# LFTS 5/1



## Hoytman5 (Feb 1, 2008)

It’s finally here, hunt 234 starts this morning and I’ll be heading out soon. Gonna start out with the bow this morning from my ground blind on the same farm I hunted last year. Can’t believe I’m packing hand warmers for this hunt but that’s fine, just happy to be hunting. Good luck to everyone in the woods today.


----------



## Botiz (Oct 21, 2010)

Good luck all. I’ve been close a couple times. Hoping to get it done today.


----------



## Flight of the arrow (Feb 11, 2008)

I also have hunt 234 will be heading to the Turkey woods tomorrow morning young Flight has a double header today so no hunting until tomorrow. Good luck all !
Flight


----------



## Hoytman5 (Feb 1, 2008)

Awesome sunrise. One gobble from the roost to my south so far and a couple deer checking out the dekes.


----------



## Wandering arrows (Dec 20, 2009)

Couple gobbles so far but no sightings, beautiful morning to be out enjoying God's great creation 🙂


----------



## Wandering arrows (Dec 20, 2009)

Just found some mushrooms


----------



## jacksonmideerhunter (Oct 9, 2011)

Good luck all! I’m out too. All quiet so far, nice morning.


----------



## can'tstop (Mar 6, 2012)

I’m also out for 234 opener. One good thing about frost is no mesquites. Heard gobbling a ways off but quiet since fly down. Good luck everyone.


----------



## Yankee#1 (Jun 3, 2015)

My wife has 234 but can’t hunt till tomorrow - so like a good ‘guide’ I was out listening this morning.

Target area for tomorrow identified, multiple birds gobbling hard on the limb.

Good luck all


Sent from my iPhone using Michigan Sportsman


----------



## BucksandDucks (May 25, 2010)

Out with my daughter this morning. Had a few gobbling early then BOOM BOOM right on the property line. Hope they got it 

Sent from my SAMSUNG-SM-G891A using Michigan Sportsman mobile app


----------



## fishgod (Nov 8, 2011)

Out in Ottawa. Beauty of a morning. Two one year olds at 15 yards so far. Had one gobbling from the west. Hope it’s their daddy. Time will tell. Young boys are still hanging around looking for that invisible love struck hen. Decided to not put out the decoys today.

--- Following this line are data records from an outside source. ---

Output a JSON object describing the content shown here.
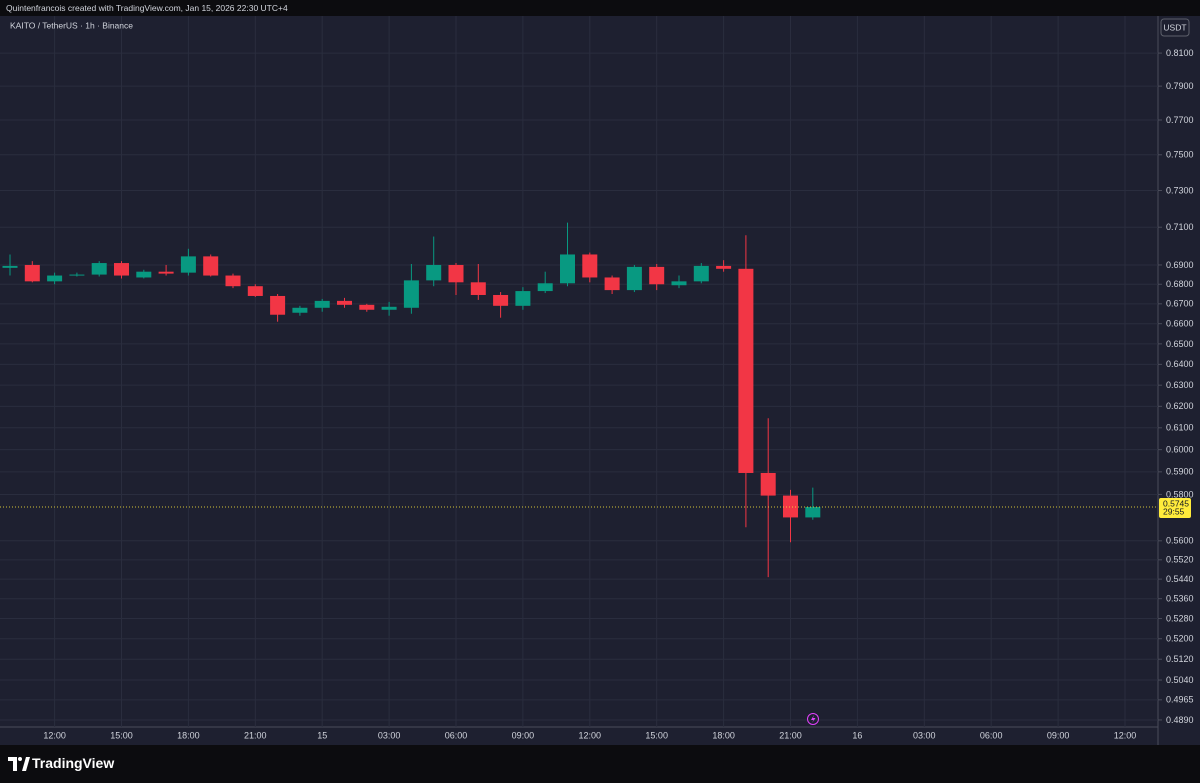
{
  "header": {
    "caption": "Quintenfrancois created with TradingView.com, Jan 15, 2026 22:30 UTC+4"
  },
  "footer": {
    "brand": "TradingView"
  },
  "chart_data": {
    "type": "candlestick",
    "title": "KAITO / TetherUS · 1h · Binance",
    "currency": "USDT",
    "categories": [
      null,
      null,
      "12:00",
      null,
      null,
      "15:00",
      null,
      null,
      "18:00",
      null,
      null,
      "21:00",
      null,
      null,
      "15",
      null,
      null,
      "03:00",
      null,
      null,
      "06:00",
      null,
      null,
      "09:00",
      null,
      null,
      "12:00",
      null,
      null,
      "15:00",
      null,
      null,
      "18:00",
      null,
      null,
      "21:00",
      null,
      null,
      "16",
      null,
      null,
      "03:00",
      null,
      null,
      "06:00",
      null,
      null,
      "09:00",
      null,
      null,
      "12:00",
      null
    ],
    "open": [
      0.6885,
      0.69,
      0.6815,
      0.6845,
      0.685,
      0.691,
      0.6835,
      0.6865,
      0.686,
      0.6945,
      0.6845,
      0.679,
      0.674,
      0.6655,
      0.668,
      0.6715,
      0.6695,
      0.667,
      0.668,
      0.682,
      0.69,
      0.681,
      0.6745,
      0.669,
      0.6765,
      0.6805,
      0.6955,
      0.6835,
      0.677,
      0.689,
      0.6795,
      0.6815,
      0.6895,
      0.688,
      0.5895,
      0.5795,
      0.57,
      null,
      null,
      null,
      null,
      null,
      null,
      null,
      null,
      null,
      null,
      null,
      null,
      null,
      null,
      null
    ],
    "high": [
      0.6955,
      0.692,
      0.686,
      0.686,
      0.692,
      0.692,
      0.6875,
      0.69,
      0.6985,
      0.6955,
      0.6855,
      0.68,
      0.675,
      0.669,
      0.6725,
      0.673,
      0.67,
      0.671,
      0.6905,
      0.705,
      0.691,
      0.6905,
      0.676,
      0.6785,
      0.6865,
      0.7125,
      0.6965,
      0.6845,
      0.69,
      0.6905,
      0.6845,
      0.691,
      0.6925,
      0.7057,
      0.6144,
      0.582,
      0.583,
      null,
      null,
      null,
      null,
      null,
      null,
      null,
      null,
      null,
      null,
      null,
      null,
      null,
      null,
      null
    ],
    "low": [
      0.6845,
      0.681,
      0.68,
      0.684,
      0.684,
      0.683,
      0.683,
      0.6845,
      0.6845,
      0.684,
      0.678,
      0.6735,
      0.661,
      0.664,
      0.666,
      0.668,
      0.666,
      0.664,
      0.665,
      0.679,
      0.6745,
      0.672,
      0.663,
      0.667,
      0.6755,
      0.679,
      0.681,
      0.675,
      0.676,
      0.677,
      0.678,
      0.6805,
      0.6865,
      0.5658,
      0.5448,
      0.5594,
      0.569,
      null,
      null,
      null,
      null,
      null,
      null,
      null,
      null,
      null,
      null,
      null,
      null,
      null,
      null,
      null
    ],
    "close": [
      0.6895,
      0.6815,
      0.6845,
      0.685,
      0.691,
      0.6845,
      0.6865,
      0.6855,
      0.6945,
      0.6845,
      0.679,
      0.674,
      0.6645,
      0.668,
      0.6715,
      0.6695,
      0.667,
      0.6685,
      0.682,
      0.69,
      0.681,
      0.6745,
      0.669,
      0.6765,
      0.6805,
      0.6955,
      0.6835,
      0.677,
      0.689,
      0.68,
      0.6815,
      0.6895,
      0.688,
      0.5895,
      0.5795,
      0.57,
      0.5745,
      null,
      null,
      null,
      null,
      null,
      null,
      null,
      null,
      null,
      null,
      null,
      null,
      null,
      null,
      null
    ],
    "up_color": "#089981",
    "down_color": "#f23645",
    "log_scale": true,
    "grid": true,
    "ylim": [
      0.4864,
      0.8318
    ],
    "yticks": [
      {
        "value": 0.81,
        "label": "0.8100"
      },
      {
        "value": 0.79,
        "label": "0.7900"
      },
      {
        "value": 0.77,
        "label": "0.7700"
      },
      {
        "value": 0.75,
        "label": "0.7500"
      },
      {
        "value": 0.73,
        "label": "0.7300"
      },
      {
        "value": 0.71,
        "label": "0.7100"
      },
      {
        "value": 0.69,
        "label": "0.6900"
      },
      {
        "value": 0.68,
        "label": "0.6800"
      },
      {
        "value": 0.67,
        "label": "0.6700"
      },
      {
        "value": 0.66,
        "label": "0.6600"
      },
      {
        "value": 0.65,
        "label": "0.6500"
      },
      {
        "value": 0.64,
        "label": "0.6400"
      },
      {
        "value": 0.63,
        "label": "0.6300"
      },
      {
        "value": 0.62,
        "label": "0.6200"
      },
      {
        "value": 0.61,
        "label": "0.6100"
      },
      {
        "value": 0.6,
        "label": "0.6000"
      },
      {
        "value": 0.59,
        "label": "0.5900"
      },
      {
        "value": 0.58,
        "label": "0.5800"
      },
      {
        "value": 0.56,
        "label": "0.5600"
      },
      {
        "value": 0.552,
        "label": "0.5520"
      },
      {
        "value": 0.544,
        "label": "0.5440"
      },
      {
        "value": 0.536,
        "label": "0.5360"
      },
      {
        "value": 0.528,
        "label": "0.5280"
      },
      {
        "value": 0.52,
        "label": "0.5200"
      },
      {
        "value": 0.512,
        "label": "0.5120"
      },
      {
        "value": 0.504,
        "label": "0.5040"
      },
      0.4965,
      {
        "value": 0.489,
        "label": "0.4890"
      }
    ],
    "last_price": 0.5745,
    "last_price_color": "#ffeb3b",
    "countdown": "29:55"
  }
}
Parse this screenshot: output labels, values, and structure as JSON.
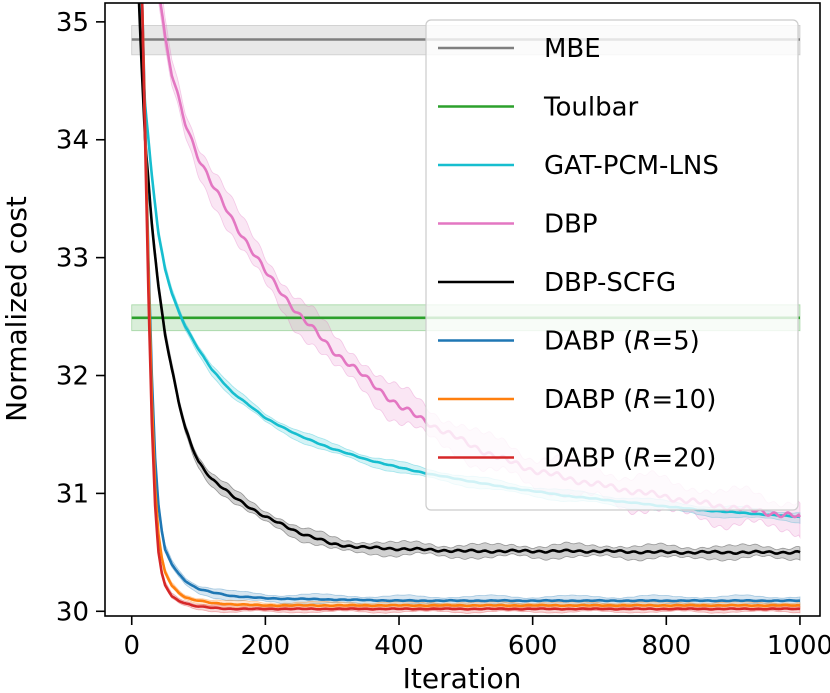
{
  "chart_data": {
    "type": "line",
    "title": "",
    "xlabel": "Iteration",
    "ylabel": "Normalized cost",
    "xlim": [
      -40,
      1030
    ],
    "ylim": [
      29.96,
      35.16
    ],
    "xticks": [
      0,
      200,
      400,
      600,
      800,
      1000
    ],
    "yticks": [
      30,
      31,
      32,
      33,
      34,
      35
    ],
    "legend_position": "top-right",
    "series": [
      {
        "name": "MBE",
        "legend_prefix": "MBE",
        "legend_italic": "",
        "legend_suffix": "",
        "color": "#7f7f7f",
        "x": [
          0,
          1000
        ],
        "y": [
          34.85,
          34.85
        ],
        "band": [
          [
            0,
            34.72,
            34.97
          ],
          [
            1000,
            34.72,
            34.97
          ]
        ]
      },
      {
        "name": "Toulbar",
        "legend_prefix": "Toulbar",
        "legend_italic": "",
        "legend_suffix": "",
        "color": "#2ca02c",
        "x": [
          0,
          1000
        ],
        "y": [
          32.49,
          32.49
        ],
        "band": [
          [
            0,
            32.38,
            32.6
          ],
          [
            1000,
            32.38,
            32.6
          ]
        ]
      },
      {
        "name": "GAT-PCM-LNS",
        "legend_prefix": "GAT-PCM-LNS",
        "legend_italic": "",
        "legend_suffix": "",
        "color": "#17becf",
        "x": [
          10,
          20,
          30,
          40,
          50,
          60,
          70,
          80,
          100,
          120,
          150,
          200,
          250,
          300,
          350,
          400,
          450,
          500,
          550,
          600,
          650,
          700,
          750,
          800,
          850,
          900,
          950,
          1000
        ],
        "y": [
          35.3,
          34.3,
          33.7,
          33.2,
          32.9,
          32.7,
          32.55,
          32.42,
          32.22,
          32.05,
          31.86,
          31.64,
          31.49,
          31.38,
          31.29,
          31.22,
          31.16,
          31.11,
          31.06,
          31.02,
          30.98,
          30.95,
          30.92,
          30.89,
          30.86,
          30.84,
          30.82,
          30.8
        ],
        "band_halfwidth": 0.04
      },
      {
        "name": "DBP",
        "legend_prefix": "DBP",
        "legend_italic": "",
        "legend_suffix": "",
        "color": "#e377c2",
        "x": [
          40,
          50,
          60,
          80,
          100,
          120,
          150,
          200,
          250,
          300,
          350,
          400,
          450,
          500,
          550,
          600,
          650,
          700,
          750,
          800,
          850,
          900,
          950,
          1000
        ],
        "y": [
          35.3,
          34.85,
          34.55,
          34.15,
          33.85,
          33.62,
          33.33,
          32.88,
          32.52,
          32.22,
          31.98,
          31.74,
          31.58,
          31.43,
          31.3,
          31.2,
          31.13,
          31.07,
          31.02,
          30.97,
          30.92,
          30.88,
          30.84,
          30.8
        ],
        "band_halfwidth": 0.13
      },
      {
        "name": "DBP-SCFG",
        "legend_prefix": "DBP-SCFG",
        "legend_italic": "",
        "legend_suffix": "",
        "color": "#000000",
        "x": [
          10,
          15,
          20,
          30,
          40,
          50,
          60,
          70,
          80,
          90,
          100,
          120,
          150,
          200,
          250,
          300,
          350,
          400,
          450,
          500,
          600,
          700,
          800,
          900,
          1000
        ],
        "y": [
          35.3,
          34.6,
          34.0,
          33.3,
          32.75,
          32.35,
          32.05,
          31.78,
          31.55,
          31.4,
          31.27,
          31.12,
          30.98,
          30.8,
          30.67,
          30.57,
          30.54,
          30.53,
          30.52,
          30.51,
          30.51,
          30.51,
          30.5,
          30.5,
          30.5
        ],
        "band_halfwidth": 0.05
      },
      {
        "name": "DABP (R=5)",
        "legend_prefix": "DABP (",
        "legend_italic": "R",
        "legend_suffix": "=5)",
        "color": "#1f77b4",
        "x": [
          15,
          20,
          25,
          30,
          35,
          40,
          45,
          50,
          60,
          70,
          80,
          90,
          100,
          120,
          150,
          200,
          300,
          400,
          500,
          600,
          800,
          1000
        ],
        "y": [
          35.3,
          34.2,
          33.0,
          32.0,
          31.3,
          30.9,
          30.68,
          30.52,
          30.4,
          30.32,
          30.26,
          30.22,
          30.19,
          30.16,
          30.13,
          30.11,
          30.1,
          30.09,
          30.09,
          30.09,
          30.09,
          30.09
        ],
        "band_halfwidth": 0.035
      },
      {
        "name": "DABP (R=10)",
        "legend_prefix": "DABP (",
        "legend_italic": "R",
        "legend_suffix": "=10)",
        "color": "#ff7f0e",
        "x": [
          15,
          20,
          25,
          30,
          35,
          40,
          45,
          50,
          60,
          70,
          80,
          90,
          100,
          120,
          150,
          200,
          300,
          400,
          500,
          600,
          800,
          1000
        ],
        "y": [
          35.3,
          34.1,
          32.9,
          31.8,
          31.05,
          30.65,
          30.45,
          30.33,
          30.22,
          30.16,
          30.12,
          30.1,
          30.09,
          30.07,
          30.06,
          30.05,
          30.05,
          30.05,
          30.05,
          30.05,
          30.05,
          30.05
        ],
        "band_halfwidth": 0.025
      },
      {
        "name": "DABP (R=20)",
        "legend_prefix": "DABP (",
        "legend_italic": "R",
        "legend_suffix": "=20)",
        "color": "#d62728",
        "x": [
          15,
          20,
          25,
          30,
          35,
          40,
          45,
          50,
          60,
          70,
          80,
          90,
          100,
          120,
          150,
          200,
          300,
          400,
          500,
          600,
          800,
          1000
        ],
        "y": [
          35.3,
          34.0,
          32.7,
          31.6,
          30.9,
          30.5,
          30.32,
          30.22,
          30.13,
          30.09,
          30.07,
          30.05,
          30.04,
          30.03,
          30.02,
          30.02,
          30.02,
          30.02,
          30.02,
          30.02,
          30.02,
          30.02
        ],
        "band_halfwidth": 0.025
      }
    ]
  }
}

Sent from my iPhone using Michigan Sportsman mobile app


----------



## jacksonmideerhunter (Oct 9, 2011)

Have one gobbling way off to my east. Not sure if he could hear my calls or not... he did go silent right after I called. Hopefully its because hes headed this way, snd not because I sounded do awful hes running the other way, lol.


----------



## roger15055 (Dec 27, 2011)

Late start this morning I’m in though!! I brought out one of the flip over chair blinds. I am stuffed like a Thanksgiving Turkey right now in this thing. It’s a straight away shot with the xbow. But this is what makes memorable hunts!! Or makes me realize I’m FAT!!!


----------



## Hoytman5 (Feb 1, 2008)

Just had these two jakes come in. Waiting for the bigger one that’s gobbling to the south of me to come pay a visit.


----------



## jacksonmideerhunter (Oct 9, 2011)

Gobbler down!!!! Pics in a few.


----------



## jacksonmideerhunter (Oct 9, 2011)




----------



## LabtechLewis (Nov 20, 2008)

jacksonmideerhunter said:


> View attachment 765143


"Silent, but deadly"

Good one!


----------



## retired dundo (Jul 21, 2015)

jacksonmideerhunter said:


> View attachment 765143
> 
> 
> View attachment 765144
> ...


congrats that didn’t take long


----------



## Flight of the arrow (Feb 11, 2008)

jacksonmideerhunter said:


> View attachment 765143
> 
> 
> 
> ...


Very nice congrats!
Flight


----------



## Flight of the arrow (Feb 11, 2008)

45 minutes until game time.....Good luck Jets !
Flight


----------